Po takich historiach jeszcze bardziej doceniam swoją żonę i jej normalność, chociaż czasami też ma gorszy dzień.
  • 34
  • Odpowiedz
@luc_paw: Pierwsze co mi przyszło to głowy to bezstresowe wychowanie lub ojciec milioner, zawsze dostawała to, czego chciała, przez to ten jej brak zrozumienia, docenienia tego co zrobił dla niej ukochany. Trochę tala Alutka z "Rodziny zastępczej"
  • Odpowiedz
@luc_paw: odbiegając od tematu: niezmiernie mnie bawią teksty typu "moja żona jest normalna ale czasem ma gorszy dzień". Niebiescy zawsze tacy idealni, zawsze w porządku, nie miewają humorów, nie strzelają fochów ;-)
  • Odpowiedz
@luc_paw: to jak w tym dowcipie:

W pewnym mieście powstał sklep, w którym każda kobieta mogła sobie kupić męża.

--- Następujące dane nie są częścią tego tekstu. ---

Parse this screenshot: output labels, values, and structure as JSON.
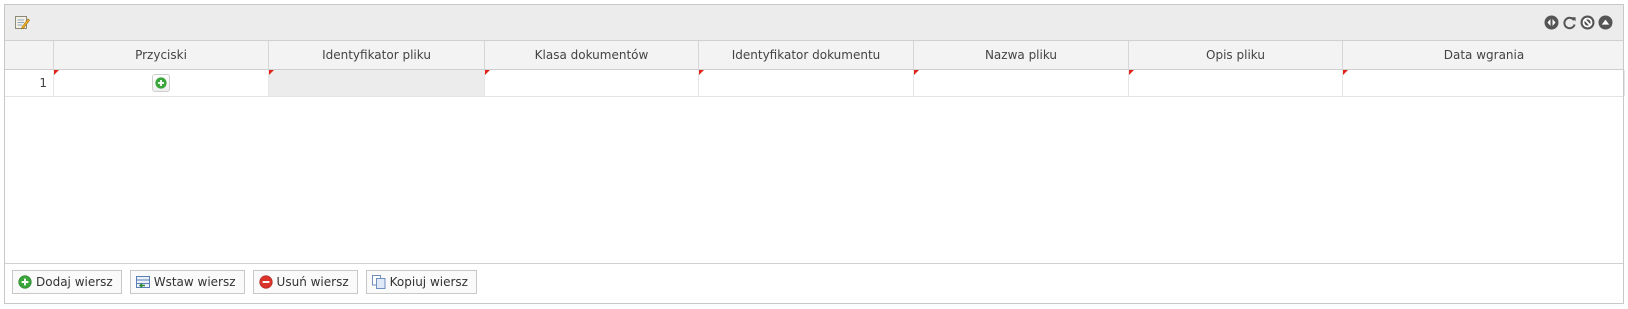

Miał sześć pięter, a jakość facetów rosła wraz z każdym piętrem. Był tylko jeden haczyk: jak już kobieta weszła na wyższe piętro, nie mogła zejść niżej, chyba że prosto do wyjścia bez możliwości powrotu. Wchodzi więc tam pewna babka poważnie zainteresowana kupnem męża.
Na pierwszym piętrze wisi tabliczka:
"Mężczyźni tutaj mają pracę" - To już coś, mój były nawet roboty nie miał - pomyślała kobieta - ale zobaczę, co
  • Odpowiedz
@FlatEric: Księżniczka, ewentualnie musi pokochać łobuza to zostanie karyną. ( ͡° ͜ʖ ͡°)
Wieczny płacz na kobiety ale fakt że za ich zachowanie odpowiadają faceci jest pomijany.